Baharı başına vurmak; alay gençliğin verdiği coşkuyla gereksiz veya aşırı davranışta bulunmak.
Çok baharın otunu yemek; hayatı dolu dolu yaşamış olmak.
Hayatının baharında olmak; hayatının en güzel dönemini yaşıyor olmak.
Hayatının baharını yaşamak; hayatının en güzel günlerini yaşamak.
İkinci baharı yaşamak; ileri yaşlarda mutluluk, refah ve esenlik içinde bulunmak.
Kaç baharın yoğurdunu yemek; çok yaşamak, ömrü uzun olmak:
“Hacı Kalfa kaç baharın yoğurdunu yemiştir, bilirsin sen?” - R. N. Güntekin.

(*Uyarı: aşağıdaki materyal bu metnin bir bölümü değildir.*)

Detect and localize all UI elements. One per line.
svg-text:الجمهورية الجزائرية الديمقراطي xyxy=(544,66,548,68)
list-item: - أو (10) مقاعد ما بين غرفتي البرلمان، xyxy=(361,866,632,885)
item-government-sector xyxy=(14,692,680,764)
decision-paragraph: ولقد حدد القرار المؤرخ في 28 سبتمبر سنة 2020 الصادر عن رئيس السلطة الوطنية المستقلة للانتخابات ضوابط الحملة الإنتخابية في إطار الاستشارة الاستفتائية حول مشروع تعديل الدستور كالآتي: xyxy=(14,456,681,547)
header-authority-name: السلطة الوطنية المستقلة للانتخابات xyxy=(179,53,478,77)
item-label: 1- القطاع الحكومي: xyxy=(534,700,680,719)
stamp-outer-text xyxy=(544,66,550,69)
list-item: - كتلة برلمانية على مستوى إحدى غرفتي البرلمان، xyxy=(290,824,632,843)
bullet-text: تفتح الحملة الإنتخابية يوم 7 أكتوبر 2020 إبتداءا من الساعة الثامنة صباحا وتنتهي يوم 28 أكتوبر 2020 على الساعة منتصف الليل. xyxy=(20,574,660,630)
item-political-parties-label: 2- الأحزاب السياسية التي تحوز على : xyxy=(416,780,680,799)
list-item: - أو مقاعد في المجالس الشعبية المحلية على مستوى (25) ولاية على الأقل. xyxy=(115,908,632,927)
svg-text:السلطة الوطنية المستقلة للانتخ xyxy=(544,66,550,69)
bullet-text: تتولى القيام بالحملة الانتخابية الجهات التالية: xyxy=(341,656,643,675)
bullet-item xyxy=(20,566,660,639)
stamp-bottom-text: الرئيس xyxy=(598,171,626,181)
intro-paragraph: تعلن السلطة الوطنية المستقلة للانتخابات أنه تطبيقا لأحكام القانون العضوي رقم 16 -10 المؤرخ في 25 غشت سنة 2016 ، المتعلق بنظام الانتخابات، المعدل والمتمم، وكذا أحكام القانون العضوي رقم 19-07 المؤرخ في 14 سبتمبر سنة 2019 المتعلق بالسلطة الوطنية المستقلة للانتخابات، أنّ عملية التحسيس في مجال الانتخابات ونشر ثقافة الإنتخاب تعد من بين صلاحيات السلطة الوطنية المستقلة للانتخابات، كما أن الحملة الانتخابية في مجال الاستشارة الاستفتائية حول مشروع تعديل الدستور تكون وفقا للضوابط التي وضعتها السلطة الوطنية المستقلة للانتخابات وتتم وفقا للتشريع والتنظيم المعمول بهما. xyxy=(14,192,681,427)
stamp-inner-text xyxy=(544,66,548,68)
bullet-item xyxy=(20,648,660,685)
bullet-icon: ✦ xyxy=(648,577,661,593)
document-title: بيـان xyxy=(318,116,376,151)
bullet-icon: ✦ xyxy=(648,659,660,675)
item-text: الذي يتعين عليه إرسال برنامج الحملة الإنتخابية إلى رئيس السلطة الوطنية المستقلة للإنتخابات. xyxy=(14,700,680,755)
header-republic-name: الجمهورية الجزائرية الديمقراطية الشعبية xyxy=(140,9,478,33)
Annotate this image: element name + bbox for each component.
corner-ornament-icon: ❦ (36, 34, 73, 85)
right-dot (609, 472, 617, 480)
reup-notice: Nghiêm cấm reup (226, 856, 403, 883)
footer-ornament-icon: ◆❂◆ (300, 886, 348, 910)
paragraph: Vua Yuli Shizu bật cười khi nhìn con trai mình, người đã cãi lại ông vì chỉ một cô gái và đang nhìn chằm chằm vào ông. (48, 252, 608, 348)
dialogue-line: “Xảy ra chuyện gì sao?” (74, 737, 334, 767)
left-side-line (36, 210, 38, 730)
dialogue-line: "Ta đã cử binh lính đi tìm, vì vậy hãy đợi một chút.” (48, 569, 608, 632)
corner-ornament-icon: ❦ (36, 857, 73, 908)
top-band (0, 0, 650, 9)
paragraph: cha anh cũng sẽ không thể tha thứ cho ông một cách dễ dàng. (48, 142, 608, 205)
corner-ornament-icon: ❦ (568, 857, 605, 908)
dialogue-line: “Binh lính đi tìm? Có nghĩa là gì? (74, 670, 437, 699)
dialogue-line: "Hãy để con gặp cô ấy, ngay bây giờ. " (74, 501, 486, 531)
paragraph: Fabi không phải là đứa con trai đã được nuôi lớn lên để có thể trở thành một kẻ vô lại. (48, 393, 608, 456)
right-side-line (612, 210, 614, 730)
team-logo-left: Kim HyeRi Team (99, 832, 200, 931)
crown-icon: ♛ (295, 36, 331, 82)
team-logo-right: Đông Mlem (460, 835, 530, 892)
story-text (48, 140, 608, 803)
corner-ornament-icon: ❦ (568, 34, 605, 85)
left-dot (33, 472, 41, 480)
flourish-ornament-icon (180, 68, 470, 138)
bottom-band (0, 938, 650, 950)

Yaza çıkmak; yaz mevsimine ulaşmak.
Yazı getirmek; yazlık giysiler giymek.
Yazlığa çıkmak; yazı geçirecek bir yere gitmek:
“Bu sene yazlığa çıkmışlar, Boyacıköyü’ndeki yeni yalıya taşınmışlar.” - S. M. Alus.
Kış basmak; kışın şiddetli soğukları başlamak.
Kış yapmak; hava çok soğuk ve karlı olmak.
Kışı geçirmek; kış mevsimini bir yerde geçirmek.